Comment: The most tedious debate leaves Clegg still winning

Comment: The most tedious debate leaves Clegg still winning

Comment: The most tedious debate leaves Clegg still winning

The debates have become increasingly tedious, which is to Clegg’s advantage. Voters will just remember the first one.

By Ian Dunt

The Brown brand is irretrievably damaged. I doubt yesterday’s ridiculous media frenzy has done any damage because there was nothing left to damage. As it happens, I though Brown performed on the upper levels of his capacity in the first debate, before improving last week and then doing so again in this final debate.

He appeared confident, he concentrated on his strengths – such as distilling and attacking specific policy weaknesses – and he resisted the temptation to reel off statistics. But it didn’t make any difference. Watching the various ‘worms’ that have been on offer throughout the debates shows Brown just doesn’t get any credit for anything he says. The man talks sense sometimes and indecipherable nonsense most of the time, but it doesn’t matter. He has the same problem the Tories had under William Hague and Iain Duncan Smith: people went off their policies when they found out they were Conservative. Similarly, people go off Brown’s statements when they realise he’s saying them.

Voters have already made their mind up, and realistically that probably happened two years ago.
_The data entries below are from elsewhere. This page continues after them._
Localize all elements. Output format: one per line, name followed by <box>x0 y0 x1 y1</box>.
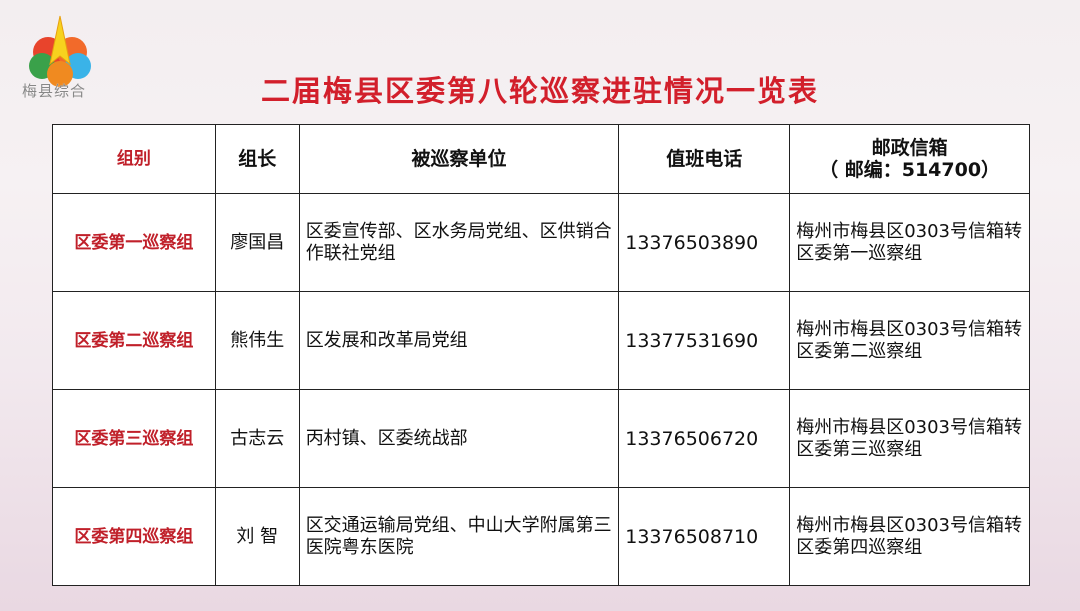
cell-phone: 13376506720 <box>618 389 791 488</box>
cell-leader: 熊伟生 <box>214 291 300 390</box>
cell-mailbox: 梅州市梅县区0303号信箱转区委第一巡察组 <box>789 193 1030 292</box>
cell-mailbox: 梅州市梅县区0303号信箱转区委第二巡察组 <box>789 291 1030 390</box>
table-row: 区委第四巡察组 刘 智 区交通运输局党组、中山大学附属第三医院粤东医院 1337… <box>52 487 1030 586</box>
logo-icon <box>29 15 91 87</box>
cell-mailbox: 梅州市梅县区0303号信箱转区委第三巡察组 <box>789 389 1030 488</box>
table-header: 组别 组长 被巡察单位 值班电话 邮政信箱（ 邮编：514700） <box>52 124 1030 194</box>
header-postcode: （ 邮编：514700） <box>819 159 1001 181</box>
cell-leader: 古志云 <box>214 389 300 488</box>
header-units: 被巡察单位 <box>298 124 620 194</box>
cell-phone: 13377531690 <box>618 291 791 390</box>
cell-group: 区委第三巡察组 <box>52 389 216 488</box>
table-row: 区委第三巡察组 古志云 丙村镇、区委统战部 13376506720 梅州市梅县区… <box>52 389 1030 488</box>
cell-phone: 13376508710 <box>618 487 791 586</box>
table-row: 区委第一巡察组 廖国昌 区委宣传部、区水务局党组、区供销合作联社党组 13376… <box>52 193 1030 292</box>
header-phone: 值班电话 <box>618 124 791 194</box>
table-row: 区委第二巡察组 熊伟生 区发展和改革局党组 13377531690 梅州市梅县区… <box>52 291 1030 390</box>
cell-units: 丙村镇、区委统战部 <box>298 389 620 488</box>
cell-group: 区委第一巡察组 <box>52 193 216 292</box>
cell-units: 区委宣传部、区水务局党组、区供销合作联社党组 <box>298 193 620 292</box>
header-mailbox-title: 邮政信箱 <box>871 137 948 159</box>
header-mailbox: 邮政信箱（ 邮编：514700） <box>789 124 1030 194</box>
logo-text: 梅县综合 <box>22 82 87 100</box>
header-leader: 组长 <box>214 124 300 194</box>
cell-leader: 廖国昌 <box>214 193 300 292</box>
header-group: 组别 <box>52 124 216 194</box>
cell-mailbox: 梅州市梅县区0303号信箱转区委第四巡察组 <box>789 487 1030 586</box>
inspection-table: 组别 组长 被巡察单位 值班电话 邮政信箱（ 邮编：514700） 区委第一巡察… <box>52 124 1030 586</box>
cell-group: 区委第四巡察组 <box>52 487 216 586</box>
cell-group: 区委第二巡察组 <box>52 291 216 390</box>
cell-units: 区发展和改革局党组 <box>298 291 620 390</box>
page-title: 二届梅县区委第八轮巡察进驻情况一览表 <box>260 74 819 108</box>
cell-phone: 13376503890 <box>618 193 791 292</box>
cell-leader: 刘 智 <box>214 487 300 586</box>
cell-units: 区交通运输局党组、中山大学附属第三医院粤东医院 <box>298 487 620 586</box>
Clegg needed to pull something special out the bag today and he did not quite deliver, even if he was by far the best performer. His polling drops slightly between debates, and he needed to ensure voters have fresh image of him in their minds when they go to the polls next week. I doubt today was enough to do that. The people who express their support for the Lib Dems in recent polls are also the people least likely to vote. After all, going down to the polling both is more time consuming than taking a call from a pollster. Clegg needed to give those flirting with him an extra kick, to outsource his momentum to them by making them feel they are part of a movement.
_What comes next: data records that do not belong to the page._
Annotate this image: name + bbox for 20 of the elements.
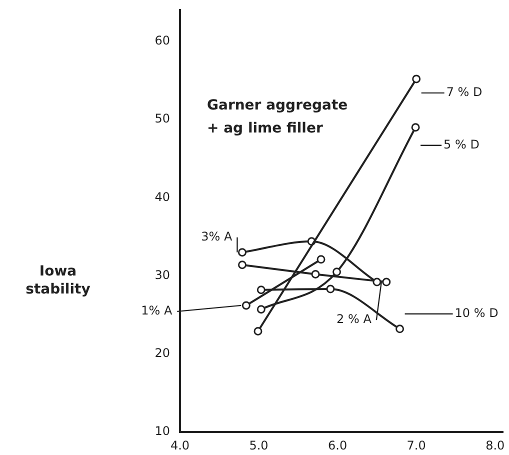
x-tick-label: 6.0 <box>328 438 348 452</box>
x-tick-label: 8.0 <box>486 438 505 452</box>
series-label: 3% A <box>201 229 234 244</box>
legend-label: 7 % D <box>446 85 482 100</box>
y-tick-label: 40 <box>154 190 170 204</box>
y-tick-label: 20 <box>154 346 170 360</box>
annotation: Garner aggregate <box>207 98 348 114</box>
y-tick-label: 30 <box>154 268 170 282</box>
annotation: + ag lime filler <box>207 120 323 137</box>
y-axis-title: Iowa stability <box>26 264 90 298</box>
y-tick-label: 10 <box>154 424 170 438</box>
legend-label: 5 % D <box>444 137 480 152</box>
text: 2 % A <box>336 312 372 326</box>
text: 1% A <box>141 304 173 318</box>
x-tick-label: 5.0 <box>249 438 268 452</box>
y-tick-label: 60 <box>154 34 170 48</box>
legend-label: 10 % D <box>454 306 498 320</box>
y-tick-label: 50 <box>154 112 170 126</box>
x-tick-label: 7.0 <box>406 438 426 452</box>
x-tick-label: 4.0 <box>170 438 190 452</box>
Clegg was confident, well briefed and suitably populist, but he did not quite have that edge to him he would need to really prompt something revolutionary next Thursday. He did do well enough, however, to prompt a serious upset, although we’ll have to wait until later to see just how upsetting it is and what repercussions it has.

With Labour now beyond help and Clegg not quite reaching the upper limits of his potential, this should really be Cameron’s to win. He probably has improved enough over the last two debates to warrant a slim majority, but Cameron was much duller and weaker than most of us would have expected when we first learnt these debates were taking place. His weaknesses as a political leader are now evident. If he does in fact become prime minister we should expect a tough time for him in Downing Street. He appears to lack some of the more deft political skills we previously thought he had in spades.

Tory support is not actually much higher than it was during Howard’s time. It would be unfair to Cameron, so many years into his modernisation process, to say he is merely a fortunate beneficiary of circumstance – of Brown’s incompetence and the financial scandal. But he has not been remotely inspirational over the course of these debates.

This was actually a fairly dispiriting end to the leaders’ TV debates, which seemingly detonated onto the 2010 general election campaign three weeks ago. The debates have become more boring and unsurprising each week – a fact that plays well for Clegg. Voters only tend to remember the first event, and the relative flatness of the second two debates means these three broadcasts will go down as Clegg’s, even if his performance failed to reach a crescendo.